World and Nation

Shorts (left)

Editorial Dispute Threatens Chinese Magazine

Caijing, a respected Chinese business magazine, has been thrown into turmoil after a dispute over its editorial direction recently led to the resignation of 11 high-ranking executives and nearly 70 other workers from the business staff, according to people close to the magazine.

The magazine’s general manager, its top advertising executive and the head of its conference unit are among those who have submitted resignation letters in recent weeks. And Hu Shuli, considered the most powerful business editor in China, may be forced to resign from the magazine, which is based in Beijing.

The dispute threatens to dismantle one of the country’s leading media properties, a thriving magazine published twice a month that specializes in investigating government corruption and corporate fraud. Caijing also has partnerships with The Wall Street Journal and Reuters.

Travel Cost-Cutting Is the New Normal

As business travel slowly comes back, company travel departments are sending out a strong message:

Work harder. Fit more productivity into each trip. Become a lot more accessible on the road – even on airplanes, using new in-flight wireless services.

And, oh yeah, do it more cheaply.

What lies ahead for the grunts on the road as the long slump in business travel eases? Air travel has already become less convenient, as airlines have significantly cut capacity. According to the airline data company OAG, domestic capacity in October was down 21 percent from October 2000 – roughly the equivalent of an entire major airline disappearing.

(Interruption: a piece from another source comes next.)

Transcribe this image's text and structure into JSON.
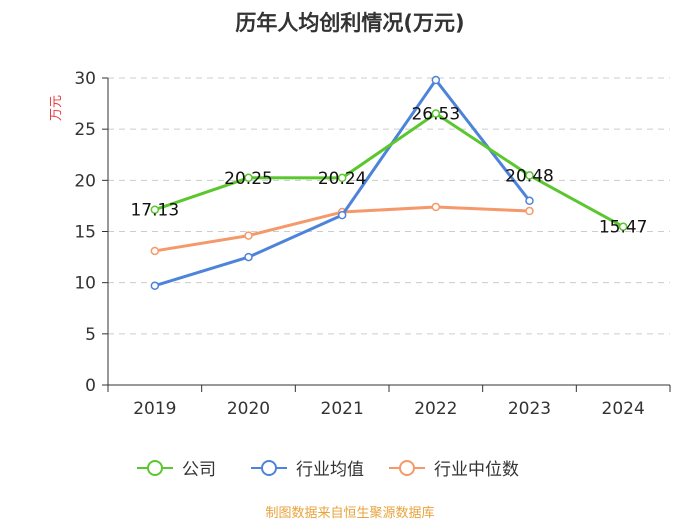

Well, get used to it. Invoking the current business travel buzz phrase, prepare for the “new normal,” says Charles Petruccelli, the president of the American Express Global Travel Services division, which managed $29.1 billion in worldwide corporate travel sales last year.

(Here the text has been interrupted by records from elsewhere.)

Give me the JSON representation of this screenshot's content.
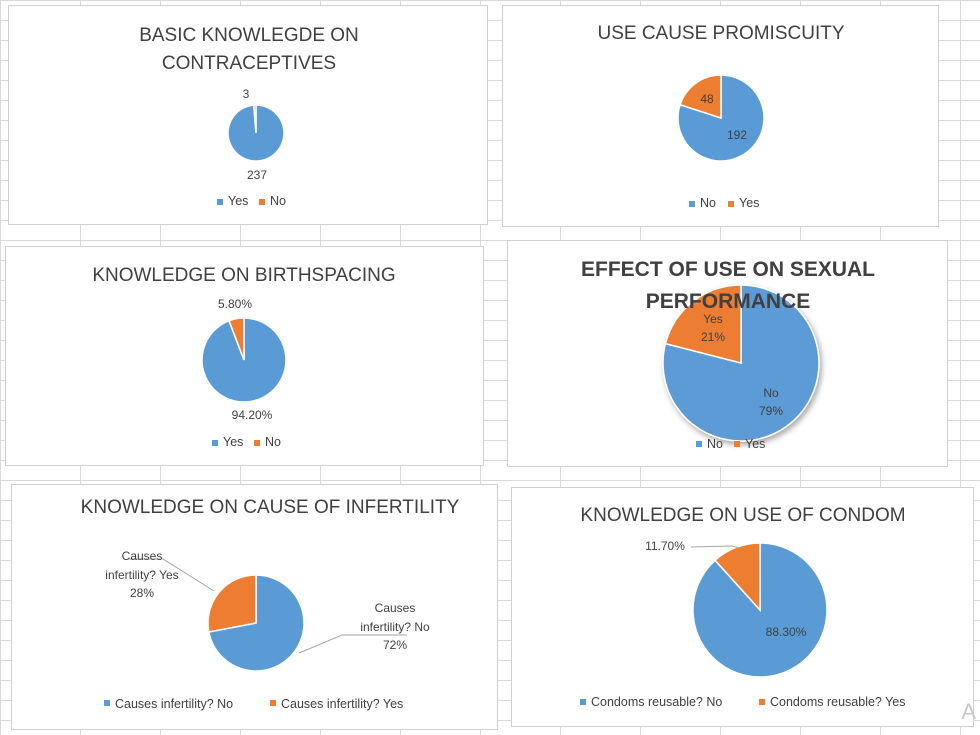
{
  "colors": {
    "blue": "#5b9bd5",
    "orange": "#ed7d31",
    "text": "#404040"
  },
  "corner_glyph": "A",
  "chart_data": [
    {
      "id": "c1",
      "type": "pie",
      "title_lines": [
        "BASIC KNOWLEGDE ON",
        "CONTRACEPTIVES"
      ],
      "slices": [
        {
          "name": "Yes",
          "value": 237,
          "label": "237"
        },
        {
          "name": "No",
          "value": 3,
          "label": "3"
        }
      ],
      "legend": [
        "Yes",
        "No"
      ]
    },
    {
      "id": "c2",
      "type": "pie",
      "title_lines": [
        "USE CAUSE PROMISCUITY"
      ],
      "slices": [
        {
          "name": "No",
          "value": 192,
          "label": "192"
        },
        {
          "name": "Yes",
          "value": 48,
          "label": "48"
        }
      ],
      "legend": [
        "No",
        "Yes"
      ]
    },
    {
      "id": "c3",
      "type": "pie",
      "title_lines": [
        "KNOWLEDGE ON BIRTHSPACING"
      ],
      "slices": [
        {
          "name": "Yes",
          "value": 94.2,
          "label": "94.20%"
        },
        {
          "name": "No",
          "value": 5.8,
          "label": "5.80%"
        }
      ],
      "legend": [
        "Yes",
        "No"
      ]
    },
    {
      "id": "c4",
      "type": "pie",
      "title_lines": [
        "EFFECT OF USE ON SEXUAL",
        "PERFORMANCE"
      ],
      "slices": [
        {
          "name": "No",
          "value": 79,
          "label_lines": [
            "No",
            "79%"
          ]
        },
        {
          "name": "Yes",
          "value": 21,
          "label_lines": [
            "Yes",
            "21%"
          ]
        }
      ],
      "legend": [
        "No",
        "Yes"
      ]
    },
    {
      "id": "c5",
      "type": "pie",
      "title_lines": [
        "KNOWLEDGE ON CAUSE OF INFERTILITY"
      ],
      "slices": [
        {
          "name": "Causes infertility? No",
          "value": 72,
          "label_lines": [
            "Causes",
            "infertility? No",
            "72%"
          ]
        },
        {
          "name": "Causes infertility? Yes",
          "value": 28,
          "label_lines": [
            "Causes",
            "infertility? Yes",
            "28%"
          ]
        }
      ],
      "legend": [
        "Causes infertility? No",
        "Causes infertility? Yes"
      ]
    },
    {
      "id": "c6",
      "type": "pie",
      "title_lines": [
        "KNOWLEDGE ON USE OF CONDOM"
      ],
      "slices": [
        {
          "name": "Condoms reusable? No",
          "value": 88.3,
          "label": "88.30%"
        },
        {
          "name": "Condoms reusable? Yes",
          "value": 11.7,
          "label": "11.70%"
        }
      ],
      "legend": [
        "Condoms reusable? No",
        "Condoms reusable? Yes"
      ]
    }
  ]
}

Tax Day Looms for Holders of Offshore Accounts

Many Americans dread April 15, the deadline for filing their income tax returns. But some well-heeled people are trembling over another looming tax day: Oct. 15.

Thursday is the deadline for Americans to come clean about the money they have hidden offshore, in places like Swiss bank accounts. No one can say with certainty how much money is out there – the accounts are secret – but the hoard may be tens of billions of dollars.

Several thousand wealthy people have come forward, hoping to avoid large fines or possibly even prison. But many others are still weighing their options. The choice is stark: They can confess and pay the penalties, or gamble that they will not get caught. With the deadline only days away, tax lawyers say they are being inundated by anxious clients.

“We’re seeing a flood of people,” said Scott D. Michel, a tax lawyer in Washington. His firm, Caplin & Drysdale, has 350 clients who are preparing to report their offshore accounts to the Internal Revenue Service. The firm has 14 lawyers handling their cases, one of which involves a tax bill of hundreds of millions of dollars.

The deadline is part of a broad crackdown on Americans who use offshore accounts to evade federal taxes. As part of the effort, U.S. authorities have challenged the long tradition of banking secrecy in Switzerland, and, in particular at UBS, that nation’s largest bank.